A la lisière du fantastique, « A la poursuite du fantastique » surfe avec subtilité et habilité sur la thématique de la possession. L'enfantôme, c'est en effet l'histoire d'une petite fille morte qui
Voudrait posséder le corps d'une petite fille vivante pour être aimée et vivre l'enfance dont elle été privée. Mais l'auteur évite les clichés de ce type de récits en empruntant une voie résolument réaliste et psychologique, le tout avec une grande sensibilité.
Le roman débute en douceur, nous projetant dans le quotidien compliqué de Laura, une jeune mère divorcée qui vient habiter Verveuil, petite ville normande, avec ses deux enfants, Jasmin et Charles son aîné, respectivement surnommés Jazz et Char.
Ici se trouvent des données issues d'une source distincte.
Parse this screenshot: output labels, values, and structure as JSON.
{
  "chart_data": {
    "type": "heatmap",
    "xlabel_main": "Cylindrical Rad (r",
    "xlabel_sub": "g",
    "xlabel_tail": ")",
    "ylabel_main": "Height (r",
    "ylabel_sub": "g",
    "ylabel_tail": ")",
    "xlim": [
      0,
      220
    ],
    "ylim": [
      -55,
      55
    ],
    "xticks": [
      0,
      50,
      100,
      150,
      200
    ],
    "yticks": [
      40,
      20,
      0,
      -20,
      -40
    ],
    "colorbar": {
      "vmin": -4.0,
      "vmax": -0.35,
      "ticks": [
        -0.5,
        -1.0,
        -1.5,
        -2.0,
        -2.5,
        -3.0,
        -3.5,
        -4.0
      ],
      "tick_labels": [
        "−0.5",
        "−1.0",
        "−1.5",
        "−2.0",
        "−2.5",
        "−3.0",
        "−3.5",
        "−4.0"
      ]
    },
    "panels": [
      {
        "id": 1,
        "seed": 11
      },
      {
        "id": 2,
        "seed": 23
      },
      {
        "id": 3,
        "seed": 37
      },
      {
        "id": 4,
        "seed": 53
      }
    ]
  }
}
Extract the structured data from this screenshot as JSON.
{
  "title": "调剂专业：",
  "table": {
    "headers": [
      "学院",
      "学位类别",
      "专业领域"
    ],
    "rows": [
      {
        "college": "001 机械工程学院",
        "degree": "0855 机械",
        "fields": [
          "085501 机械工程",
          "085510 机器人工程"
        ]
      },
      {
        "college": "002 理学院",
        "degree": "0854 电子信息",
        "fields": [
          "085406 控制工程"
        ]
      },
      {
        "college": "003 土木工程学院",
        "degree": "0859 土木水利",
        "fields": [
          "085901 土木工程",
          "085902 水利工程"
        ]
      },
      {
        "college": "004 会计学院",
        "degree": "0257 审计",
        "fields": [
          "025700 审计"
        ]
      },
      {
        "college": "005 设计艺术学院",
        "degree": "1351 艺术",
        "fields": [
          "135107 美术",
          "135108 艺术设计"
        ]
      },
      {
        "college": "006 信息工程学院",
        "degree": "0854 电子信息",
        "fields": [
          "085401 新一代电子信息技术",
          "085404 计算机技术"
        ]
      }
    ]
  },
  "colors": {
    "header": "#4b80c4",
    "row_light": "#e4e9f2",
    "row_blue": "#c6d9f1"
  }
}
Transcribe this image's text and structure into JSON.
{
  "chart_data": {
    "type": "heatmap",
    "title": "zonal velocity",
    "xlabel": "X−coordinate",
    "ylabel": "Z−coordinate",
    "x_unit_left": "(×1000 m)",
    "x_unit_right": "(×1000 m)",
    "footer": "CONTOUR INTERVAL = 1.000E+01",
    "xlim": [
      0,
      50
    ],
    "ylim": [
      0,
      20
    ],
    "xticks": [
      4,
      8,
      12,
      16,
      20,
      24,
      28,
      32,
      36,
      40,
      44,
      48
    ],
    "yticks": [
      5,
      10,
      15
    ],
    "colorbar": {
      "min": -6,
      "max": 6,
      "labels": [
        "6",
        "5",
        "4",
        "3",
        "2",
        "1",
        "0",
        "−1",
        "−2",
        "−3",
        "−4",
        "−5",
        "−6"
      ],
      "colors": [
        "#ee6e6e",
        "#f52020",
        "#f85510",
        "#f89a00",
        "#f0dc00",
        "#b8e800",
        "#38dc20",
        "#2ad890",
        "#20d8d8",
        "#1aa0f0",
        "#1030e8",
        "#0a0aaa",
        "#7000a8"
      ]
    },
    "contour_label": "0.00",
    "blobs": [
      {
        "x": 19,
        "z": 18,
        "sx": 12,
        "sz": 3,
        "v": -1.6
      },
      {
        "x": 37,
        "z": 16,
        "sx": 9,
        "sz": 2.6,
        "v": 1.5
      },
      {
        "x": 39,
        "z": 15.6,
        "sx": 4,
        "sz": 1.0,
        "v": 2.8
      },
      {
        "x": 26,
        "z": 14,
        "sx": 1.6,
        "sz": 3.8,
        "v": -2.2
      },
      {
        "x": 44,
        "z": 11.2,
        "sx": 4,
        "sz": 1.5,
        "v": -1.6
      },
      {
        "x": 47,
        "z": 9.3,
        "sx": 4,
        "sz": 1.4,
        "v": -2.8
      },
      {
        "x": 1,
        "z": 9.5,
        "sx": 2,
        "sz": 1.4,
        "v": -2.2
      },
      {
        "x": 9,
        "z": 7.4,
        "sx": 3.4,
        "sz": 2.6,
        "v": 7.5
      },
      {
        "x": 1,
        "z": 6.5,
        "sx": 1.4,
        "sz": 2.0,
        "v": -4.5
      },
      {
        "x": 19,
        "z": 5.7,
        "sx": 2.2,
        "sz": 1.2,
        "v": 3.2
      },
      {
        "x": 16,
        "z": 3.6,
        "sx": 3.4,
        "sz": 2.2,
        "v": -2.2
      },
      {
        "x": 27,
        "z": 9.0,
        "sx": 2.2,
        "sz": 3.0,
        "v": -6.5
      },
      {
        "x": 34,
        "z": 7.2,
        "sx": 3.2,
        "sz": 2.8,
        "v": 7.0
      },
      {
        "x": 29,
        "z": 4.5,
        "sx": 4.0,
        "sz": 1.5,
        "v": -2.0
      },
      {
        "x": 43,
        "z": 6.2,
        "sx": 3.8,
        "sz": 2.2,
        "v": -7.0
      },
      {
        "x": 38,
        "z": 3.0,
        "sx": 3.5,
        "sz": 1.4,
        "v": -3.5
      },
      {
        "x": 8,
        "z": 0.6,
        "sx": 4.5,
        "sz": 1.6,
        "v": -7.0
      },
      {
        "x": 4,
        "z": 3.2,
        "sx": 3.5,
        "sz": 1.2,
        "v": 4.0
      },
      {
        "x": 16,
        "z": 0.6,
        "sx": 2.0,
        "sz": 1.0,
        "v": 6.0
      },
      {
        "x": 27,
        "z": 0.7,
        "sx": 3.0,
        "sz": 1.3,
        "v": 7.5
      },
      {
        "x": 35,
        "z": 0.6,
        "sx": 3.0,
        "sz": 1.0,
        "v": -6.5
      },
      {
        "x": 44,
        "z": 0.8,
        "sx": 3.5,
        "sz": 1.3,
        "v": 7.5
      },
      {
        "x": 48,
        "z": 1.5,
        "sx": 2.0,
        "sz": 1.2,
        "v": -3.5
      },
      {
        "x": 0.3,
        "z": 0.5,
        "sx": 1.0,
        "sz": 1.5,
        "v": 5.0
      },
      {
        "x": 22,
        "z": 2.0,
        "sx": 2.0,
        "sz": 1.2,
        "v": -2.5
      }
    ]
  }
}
A travers les yeux de Char, on découvre leur nouvelle vie et l'on ressent la difficulté de faire le deuil d'un bonheur familial à jamais révolu, la colère, l'incompréhension, la difficulté à s'adapter à la situation et pour recomposer un équilibre familial.
Dans cette famille déstabilisé (ou parce que, justement, ce déséquilibre ouvre une faille dans le réel ?), l'effroi s'introduit bientôt : la petite Jazz fait des crises de somnambulisme inquiétantes, parle avec quelqu'un qui n'existe pas… Très vite, Char admet l'improbable : sa soeur a rencontré l'enfantôme. Il tait d'abord ses inquiétudes puis il enquête, malgré le scepticisme, la dénégation même, de leur mère. Pour cela, il s'aide d'une caméra et filme. Des personnages insolites et attachants croisent sa route : le projectionniste paternaliste du cinéma le Rex, une belle bibliothécaire, un poète morbide… Son besoin de savoir et de sauver sa soeur le conduira dans les décombres de la Deuxième Guerre mondiale…
Ce que l'adolescent filme est autant sa quête d'une réponse que sa quête intérieure vers l'âge d'homme. Car, en chemin, Char apprend à regarder différemment les autres, à les aimer aussi en comprenant que chacun vit avec des propres souffrances. le récit emprunte la trame fantastique pour mieux s'interroger sur l'histoire et sur le présent, et soulève au passage de nombreuses questions sur le sens des responsabilités, la folie destructrice des hommes.
Jean-Baptiste Evette ne sous-estime jamais ses lecteurs, au contraire il les aide à penser le monde. Il sait lui-même retrouver ses rébellions d'adolescent pour les partager avec une belle plume adulte qui offre une lecture agréable, de qualité et intelligente.